2. Shrimp are a safety disaster waiting to happen.
Most people do not realize the majority of shrimp sold in the U.S. are neither domestic nor wild-caught. They are imported from countries like Thailand, India and Indonesia where they are "farmed" in crowded, filthy pools with antibiotics, disinfectants and parasiticides that are banned in the United States. The shrimp themselves have their eyes removed before being raised in pools so dense and dirty that many die.
The FDA is responsible for ensuring the safety of such imported shrimp for human consumption, yet over 96 percent of shipments are not opened or even checked when they arrive on the dock in the United States.
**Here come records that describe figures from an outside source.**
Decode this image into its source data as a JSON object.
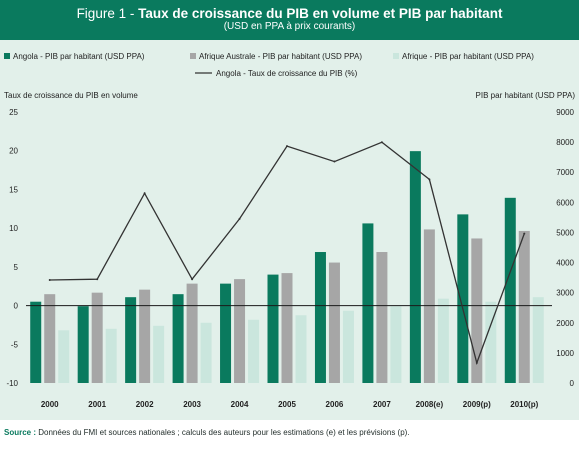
{
  "header": {
    "figure_label": "Figure 1 - ",
    "title": "Taux de croissance du PIB en volume et PIB par habitant",
    "subtitle": "(USD en PPA à prix courants)"
  },
  "source": {
    "label": "Source :",
    "text": "Données du FMI et sources nationales ; calculs des auteurs pour les estimations (e) et les prévisions (p)."
  },
  "colors": {
    "header_bg": "#0a7a5e",
    "panel_bg": "#e2f0ea",
    "angola_bar": "#0a7a5e",
    "afrique_australe_bar": "#a6a6a6",
    "afrique_bar": "#cae6dd",
    "line": "#333333"
  },
  "chart_data": {
    "type": "bar",
    "categories": [
      "2000",
      "2001",
      "2002",
      "2003",
      "2004",
      "2005",
      "2006",
      "2007",
      "2008(e)",
      "2009(p)",
      "2010(p)"
    ],
    "series": [
      {
        "name": "Angola - PIB par habitant (USD PPA)",
        "type": "bar",
        "axis": "right",
        "values": [
          2700,
          2550,
          2850,
          2950,
          3300,
          3600,
          4350,
          5300,
          7700,
          5600,
          6150
        ]
      },
      {
        "name": "Afrique Australe - PIB par habitant (USD PPA)",
        "type": "bar",
        "axis": "right",
        "values": [
          2950,
          3000,
          3100,
          3300,
          3450,
          3650,
          4000,
          4350,
          5100,
          4800,
          5050
        ]
      },
      {
        "name": "Afrique - PIB par habitant (USD PPA)",
        "type": "bar",
        "axis": "right",
        "values": [
          1750,
          1800,
          1900,
          2000,
          2100,
          2250,
          2400,
          2550,
          2800,
          2700,
          2850
        ]
      },
      {
        "name": "Angola - Taux de croissance du PIB (%)",
        "type": "line",
        "axis": "left",
        "values": [
          3.3,
          3.4,
          14.5,
          3.4,
          11.2,
          20.6,
          18.6,
          21.1,
          16.3,
          -7.4,
          9.3
        ]
      }
    ],
    "ylabel_left": "Taux de croissance du PIB en volume",
    "ylabel_right": "PIB par habitant (USD PPA)",
    "ylim_left": [
      -10,
      25
    ],
    "ylim_right": [
      0,
      9000
    ],
    "yticks_left": [
      "-10",
      "-5",
      "0",
      "5",
      "10",
      "15",
      "20",
      "25"
    ],
    "yticks_right": [
      "0",
      "1000",
      "2000",
      "3000",
      "4000",
      "5000",
      "6000",
      "7000",
      "8000",
      "9000"
    ],
    "grid": false,
    "legend_placement": "top"
  }
}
Instead, exporters' identities are stored in the FDA Automated Commercial System (ACS) system and only if a country or company has had prior problems will it receive receive inspections. Even then, the so-called inspection may only be a look at documents or a visual inspection, not lab tests for dangerous substances. FDA inspectors admit that blocked exporters can “transship” their products from another country to fool inspectors. Is anyone surprised that banned drugs and mislabeled products including pet shrimp find their way to U.S. dinner tables?
http://www.ap.org/explore/seafood-from-slaves/Like so many food products that are bad for consumers, intensively farmed shrimp also harm the environment, workers and animals. A recent, award-winning Associated Press series exposes slave labor used in the commercial seafood industry in Indonesia and Thailand—and the actual incarceration of captive workers in Myanmar in cages. U.S. officials and human rights activists call on Americans to “stop buying fish and shrimp tied to supply chains in Thailand.” Intensive shrimp farming also harms sensitive mangrove areas.